During the 2021-22 fiscal year, the federal government allocated $888 million to consultancy-linked contracts, which is a significant rise from the $352 million in 2012-13.
And this trend seems to echo the adage: ‘work smarter, not harder’ when reflecting on the consulting landscape over the past decade.
But all good things must come to an end, and an analysis by The Canberra Times shows the big four firms secured 844 contracts, valued at $813.2 million, from July 2022 to June 2023, which is a decrease from the prior year when they obtained over 1,200 contracts worth $1.46 billion.
So with the government finally cracking down on consulting contracts, the big four firms like KPMG are under the spotlight after the recent tax breach scandal.
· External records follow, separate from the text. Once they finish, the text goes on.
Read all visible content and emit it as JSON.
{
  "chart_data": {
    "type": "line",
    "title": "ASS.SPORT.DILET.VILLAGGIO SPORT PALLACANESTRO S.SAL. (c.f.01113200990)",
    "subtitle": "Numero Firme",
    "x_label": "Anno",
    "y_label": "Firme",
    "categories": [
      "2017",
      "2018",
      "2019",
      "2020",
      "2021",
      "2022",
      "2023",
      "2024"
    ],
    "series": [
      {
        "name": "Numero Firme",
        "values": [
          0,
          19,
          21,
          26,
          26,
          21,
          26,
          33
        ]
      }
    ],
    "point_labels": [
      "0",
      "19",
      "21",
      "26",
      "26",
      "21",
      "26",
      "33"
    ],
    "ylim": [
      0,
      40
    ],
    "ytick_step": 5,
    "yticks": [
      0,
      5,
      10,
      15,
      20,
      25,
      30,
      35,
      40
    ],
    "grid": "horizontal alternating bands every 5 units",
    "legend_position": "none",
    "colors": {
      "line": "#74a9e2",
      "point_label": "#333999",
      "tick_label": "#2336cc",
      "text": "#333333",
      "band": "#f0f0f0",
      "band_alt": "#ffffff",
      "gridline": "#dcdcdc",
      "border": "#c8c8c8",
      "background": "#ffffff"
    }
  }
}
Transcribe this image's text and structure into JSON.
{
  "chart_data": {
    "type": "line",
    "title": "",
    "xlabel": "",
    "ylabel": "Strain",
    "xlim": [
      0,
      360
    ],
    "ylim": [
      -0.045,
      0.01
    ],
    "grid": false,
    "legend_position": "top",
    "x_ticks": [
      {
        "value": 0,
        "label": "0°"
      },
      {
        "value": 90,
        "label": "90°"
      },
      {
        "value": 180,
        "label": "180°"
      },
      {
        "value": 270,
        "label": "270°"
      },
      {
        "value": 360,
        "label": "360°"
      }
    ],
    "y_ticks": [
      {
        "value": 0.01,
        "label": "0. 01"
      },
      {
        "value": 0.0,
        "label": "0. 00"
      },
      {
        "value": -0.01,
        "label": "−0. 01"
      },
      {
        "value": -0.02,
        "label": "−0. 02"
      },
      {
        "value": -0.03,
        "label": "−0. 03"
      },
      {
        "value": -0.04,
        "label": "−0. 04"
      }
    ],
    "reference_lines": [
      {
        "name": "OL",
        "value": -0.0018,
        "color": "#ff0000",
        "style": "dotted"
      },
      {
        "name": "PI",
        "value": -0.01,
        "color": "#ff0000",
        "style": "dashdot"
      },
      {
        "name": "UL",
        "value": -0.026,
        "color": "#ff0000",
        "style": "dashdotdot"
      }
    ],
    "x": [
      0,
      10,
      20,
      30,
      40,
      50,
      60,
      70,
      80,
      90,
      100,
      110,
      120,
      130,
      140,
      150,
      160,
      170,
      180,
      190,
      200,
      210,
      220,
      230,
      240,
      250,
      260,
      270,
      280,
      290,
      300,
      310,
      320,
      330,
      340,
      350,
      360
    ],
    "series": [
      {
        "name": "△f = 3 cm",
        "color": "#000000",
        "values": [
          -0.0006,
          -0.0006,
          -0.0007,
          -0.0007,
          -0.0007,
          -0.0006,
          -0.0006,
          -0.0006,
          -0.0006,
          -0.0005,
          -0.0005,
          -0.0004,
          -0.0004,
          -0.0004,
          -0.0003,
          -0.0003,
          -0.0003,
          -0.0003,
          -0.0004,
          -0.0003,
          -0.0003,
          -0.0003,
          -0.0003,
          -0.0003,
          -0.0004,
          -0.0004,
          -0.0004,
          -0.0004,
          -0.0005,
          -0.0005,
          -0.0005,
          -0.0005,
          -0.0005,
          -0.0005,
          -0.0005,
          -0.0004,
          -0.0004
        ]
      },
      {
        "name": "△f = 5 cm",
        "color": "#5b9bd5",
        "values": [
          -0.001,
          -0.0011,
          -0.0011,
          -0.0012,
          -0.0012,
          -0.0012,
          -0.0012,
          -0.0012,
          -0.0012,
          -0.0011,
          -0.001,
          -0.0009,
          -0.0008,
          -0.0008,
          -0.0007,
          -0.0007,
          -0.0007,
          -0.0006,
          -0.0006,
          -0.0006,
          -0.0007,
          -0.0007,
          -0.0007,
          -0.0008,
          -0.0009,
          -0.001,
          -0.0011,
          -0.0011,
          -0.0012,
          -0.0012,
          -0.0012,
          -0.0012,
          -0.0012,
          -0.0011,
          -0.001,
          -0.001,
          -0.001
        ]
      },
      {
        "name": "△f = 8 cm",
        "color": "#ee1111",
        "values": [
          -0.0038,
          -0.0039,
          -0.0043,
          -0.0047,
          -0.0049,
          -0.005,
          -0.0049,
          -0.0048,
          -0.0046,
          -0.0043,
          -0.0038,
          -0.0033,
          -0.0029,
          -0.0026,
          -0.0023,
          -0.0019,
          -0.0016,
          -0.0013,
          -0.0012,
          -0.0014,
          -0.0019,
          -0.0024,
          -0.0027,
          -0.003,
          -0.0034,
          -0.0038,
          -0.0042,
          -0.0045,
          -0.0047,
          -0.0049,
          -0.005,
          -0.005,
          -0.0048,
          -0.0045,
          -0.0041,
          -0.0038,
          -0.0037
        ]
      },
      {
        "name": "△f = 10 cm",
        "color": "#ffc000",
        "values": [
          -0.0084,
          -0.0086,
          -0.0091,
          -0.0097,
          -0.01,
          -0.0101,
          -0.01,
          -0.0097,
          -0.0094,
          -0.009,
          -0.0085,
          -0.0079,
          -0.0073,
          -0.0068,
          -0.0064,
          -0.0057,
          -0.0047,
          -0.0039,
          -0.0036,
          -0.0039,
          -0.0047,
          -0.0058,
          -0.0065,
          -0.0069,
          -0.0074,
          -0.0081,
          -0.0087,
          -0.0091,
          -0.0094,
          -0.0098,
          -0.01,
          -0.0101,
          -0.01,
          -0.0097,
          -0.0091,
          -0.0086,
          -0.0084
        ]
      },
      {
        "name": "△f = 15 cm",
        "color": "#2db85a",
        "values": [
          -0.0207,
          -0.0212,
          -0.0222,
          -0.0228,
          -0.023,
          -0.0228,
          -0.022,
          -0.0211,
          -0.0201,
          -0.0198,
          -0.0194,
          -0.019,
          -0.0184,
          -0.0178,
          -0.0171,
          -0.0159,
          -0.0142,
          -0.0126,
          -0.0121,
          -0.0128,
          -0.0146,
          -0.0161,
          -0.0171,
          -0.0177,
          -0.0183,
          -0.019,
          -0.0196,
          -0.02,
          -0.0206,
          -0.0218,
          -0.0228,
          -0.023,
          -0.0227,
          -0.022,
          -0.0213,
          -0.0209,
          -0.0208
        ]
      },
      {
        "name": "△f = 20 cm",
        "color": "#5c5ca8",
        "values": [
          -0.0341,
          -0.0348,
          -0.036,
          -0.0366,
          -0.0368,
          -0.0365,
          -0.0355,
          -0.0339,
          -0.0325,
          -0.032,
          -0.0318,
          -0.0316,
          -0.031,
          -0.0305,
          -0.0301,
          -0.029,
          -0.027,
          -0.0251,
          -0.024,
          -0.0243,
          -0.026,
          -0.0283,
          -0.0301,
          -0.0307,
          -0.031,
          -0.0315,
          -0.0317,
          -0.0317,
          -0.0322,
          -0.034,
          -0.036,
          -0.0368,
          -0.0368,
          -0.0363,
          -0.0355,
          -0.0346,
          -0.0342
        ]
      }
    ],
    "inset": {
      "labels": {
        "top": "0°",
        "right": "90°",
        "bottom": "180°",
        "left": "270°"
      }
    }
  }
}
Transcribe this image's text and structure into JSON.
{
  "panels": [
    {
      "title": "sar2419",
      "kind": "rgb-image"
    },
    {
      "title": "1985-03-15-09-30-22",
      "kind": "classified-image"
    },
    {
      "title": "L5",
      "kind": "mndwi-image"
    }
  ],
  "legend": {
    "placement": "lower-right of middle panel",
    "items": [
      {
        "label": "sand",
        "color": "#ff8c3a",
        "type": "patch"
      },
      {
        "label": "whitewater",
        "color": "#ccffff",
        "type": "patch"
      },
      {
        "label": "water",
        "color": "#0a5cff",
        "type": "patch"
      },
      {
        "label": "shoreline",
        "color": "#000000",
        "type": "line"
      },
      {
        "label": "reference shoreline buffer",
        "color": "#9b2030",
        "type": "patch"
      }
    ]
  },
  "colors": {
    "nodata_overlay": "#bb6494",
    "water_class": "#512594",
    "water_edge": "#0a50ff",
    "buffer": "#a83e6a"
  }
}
Yet, with the increased revenue and profits from the Big Four consulting firms over the years, one wonders if the trickle-down economic principle has been effective in this reconciliation scenario?
KPMG ReconciliACTION Score
KPMG Reconciliation Action Plan Pros:
- From FY18-20, $6.6M was spent with 27 Indigenous suppliers.
- Pro bono services were provided to 53 organisations between FY18-20, which supposedly was worth $7M.
- Hired 55 Indigenous individuals from 2017-2020, with a 67% retention rate.
Reconciliation Action Plan Cons:
- In Australia, KPMG has approximately 10,000 people, including more than 600 partners, with offices around the country… but KPMG’s goal is to hire only 135 Aboriginal and Torres Strait Islander people, which is only 1.35% total staff.
- $7M pro bono sounds great, but the amount has to be questioned when consultants can charge a lot of money for very little work or impact.
- Government contract extensions with KPMG in 2022-23 were $412M, so $6.6M is only 1.6% of their contract extensions… which is peanuts compared to what they could be doing.
The recent scrutiny faced by firms like KPMG, especially in light of the tax breach scandal, indicates that the golden era of unchecked consultancy contracts might be waning… and the government’s crackdown is a testament to the growing demand for transparency and accountability.
KPMG’s Reconciliation Action Plan, while commendable in its efforts towards Indigenous inclusion, also raises eyebrows… because the disparity between their overall staff and their target for hiring Aboriginal and Torres Strait Islander people is very stark.
In addition, though substantial in absolute terms, the proportion of their contracts dedicated to Indigenous suppliers is minuscule relative to their overall dealings.
And while seemingly generous, the value of their pro bono work also warrants a closer look, especially in an industry where services can be exorbitantly priced.
In essence, while KPMG’s efforts towards reconciliation are a step in the right direction, they also serve as a microcosm of the broader consultancy industry’s practices.
And it’s imperative to look beyond the surface, to question, and to demand transparency.
Because as the government and taxpayers have increasingly realised, it’s not just about the money spent or contracts signed; it’s about the tangible, lasting impact these firms have on the community and the nation at large.
So the call of the hour is not just reconciliation in terms of Indigenous relations but a reconciliation of values, practices, and outcomes in the consultancy domain.